Mark Protheroe

Personal information
- Full name: Mark Protheroe
- Born: 5 March 1971 (age 55) Brisbane, Queensland, Australia
- Height: 181 cm (5 ft 11 in)
- Weight: 91 kg (14 st 5 lb)

Playing information
- Position: Wing, Second-row
Club
| Years | Team | Pld | T | G | FG | P |
| 1991–95 | Eastern Suburbs | 89 | 28 | 0 | 0 | 112 |
| 1996–97 | South Qld Crushers | 34 | 5 | 0 | 0 | 20 |
|  | Total | 123 | 33 | 0 | 0 | 132 |
- Source:

= Mark Protheroe =

Australian rugby league footballer

Mark Protheroe (born 5 March 1971) is an Australian former professional rugby league footballer who played in the 1990s. He played most of his career at the Eastern Suburbs Roosters, but he also played for South Queensland Crushers. He started his career on the , but he later shifted to the forwards playing mostly in the .

==Playing career==
A Brisbane junior, Protheroe started his rugby league career in 1990 playing for QRL side Redcliffe Dolphins in the Brisbane competition. In 1991, Protheroe along with Redcliffe coach Mark Murray were signed by the Eastern Suburbs Roosters. Protheroe made his first grade debut in his sides' 16-10 loss to arch rivals the South Sydney Rabbitohs at the Sydney Football Stadium in the opening round of the 1991 season. Despite a poor season from the Roosters in which they finished in 11th position, Protheroe had a brilliant rookie season, he played in 20 of his sides' 22 games and scored 7 tries. Protheroe narrowly missed out on winning the Dally M award for Rookie of the Year. Instead Will Robinson of the Balmain Tigers won the award.

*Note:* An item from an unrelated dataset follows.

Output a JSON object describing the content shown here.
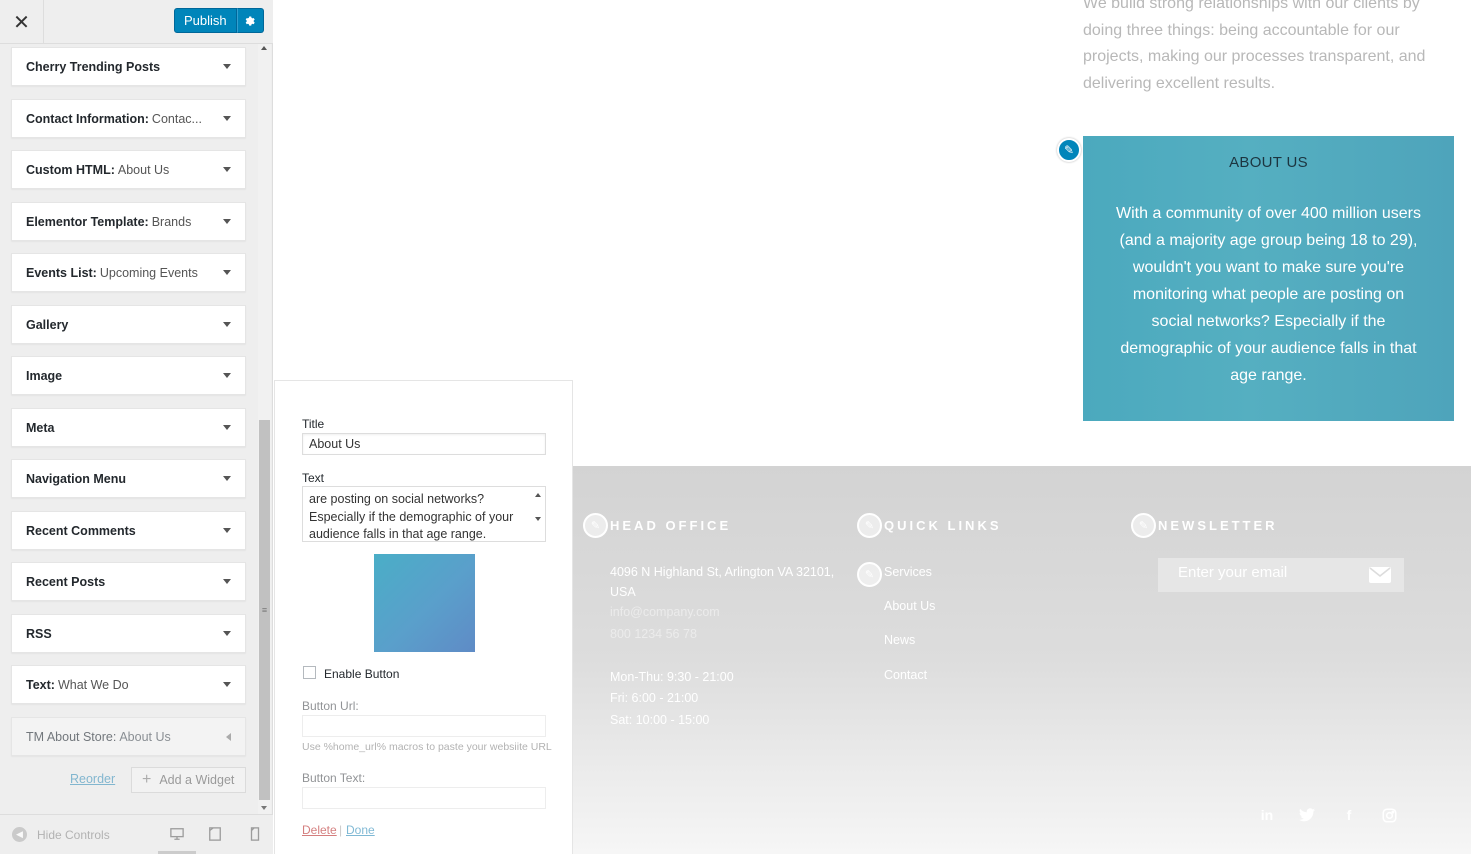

More success followed Protheroe in the 1992 season, despite the Roosters narrowly missing out on finals qualification for the first time since 1987, finishing in 6th position, Protheroe starred, playing in all 22 games and scoring 6 tries. For his efforts, Protheroe was considered for the Queensland side in the 1992 State of Origin series, however Protheroe ultimately missed out on selection when Adrian Brunker and Michael Hancock were instead chosen as the wingers. Protheroe played his first match in the forwards when he was chosen at second-row in round 17 of the 1993 season, he would play most of his later career in this position. After disappointing seasons in 1993, 1994, and 1995 in which the Roosters finished 8th, 14th, and 9th respectively, Protheroe decided to leave the Roosters at the end of the 1995 season and returned to Brisbane.

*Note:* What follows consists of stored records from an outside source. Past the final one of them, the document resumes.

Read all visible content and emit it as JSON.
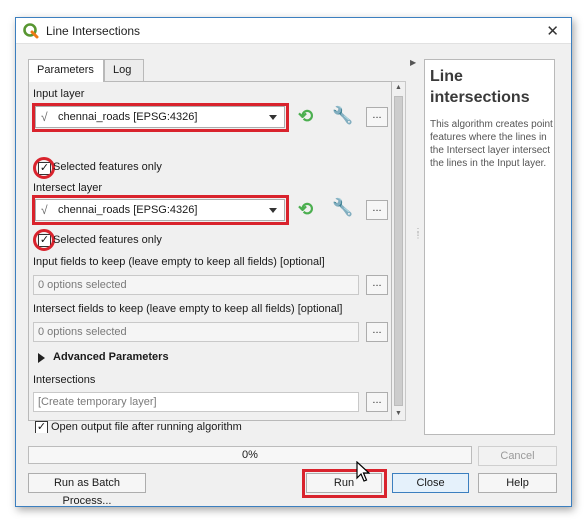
{
  "window": {
    "title": "Line Intersections"
  },
  "tabs": [
    {
      "label": "Parameters"
    },
    {
      "label": "Log"
    }
  ],
  "params": {
    "input_layer_label": "Input layer",
    "input_layer_value": "chennai_roads [EPSG:4326]",
    "input_selected_only": "Selected features only",
    "intersect_layer_label": "Intersect layer",
    "intersect_layer_value": "chennai_roads [EPSG:4326]",
    "intersect_selected_only": "Selected features only",
    "input_fields_label": "Input fields to keep (leave empty to keep all fields) [optional]",
    "input_fields_value": "0 options selected",
    "intersect_fields_label": "Intersect fields to keep (leave empty to keep all fields) [optional]",
    "intersect_fields_value": "0 options selected",
    "advanced_label": "Advanced Parameters",
    "intersections_label": "Intersections",
    "intersections_placeholder": "[Create temporary layer]",
    "open_output_label": "Open output file after running algorithm",
    "dots": "..."
  },
  "help": {
    "title": "Line intersections",
    "body": "This algorithm creates point features where the lines in the Intersect layer intersect the lines in the Input layer."
  },
  "progress": {
    "text": "0%",
    "value": 0
  },
  "buttons": {
    "cancel": "Cancel",
    "batch": "Run as Batch Process...",
    "run": "Run",
    "close": "Close",
    "help": "Help"
  },
  "colors": {
    "highlight": "#d9232d",
    "iterate": "#4caf50"
  }
}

In 1996, after five seasons in Sydney with the Roosters, Protheroe returned to Brisbane, this time to play for the South Queensland Crushers. He along with fellow Roosters Nigel Gaffey, Jason Hudson, Graham Mackay and Clinton O'Brien joined the ill-fated Crushers. Despite having a relatively strong playing roster which included these players as well as former Origin players Terry Cook, Trevor Gillmeister and Tony Hearn, the Crushers finished with the wooden spoon in both the 1996 and 1997 seasons. With the demise of the Crushers at the end of the 1997 season, Protheroe decided to retire from playing. He finished his career having played 123 games and scoring 33 tries. After the demise of the Crushers, Protheroe would play one final season with Queensland Cup side Norths Devils in 1998, before retiring for good at season's end. The Devils won their first First Grade premiership since 1980 beating Wests Panthers in the Grand Final.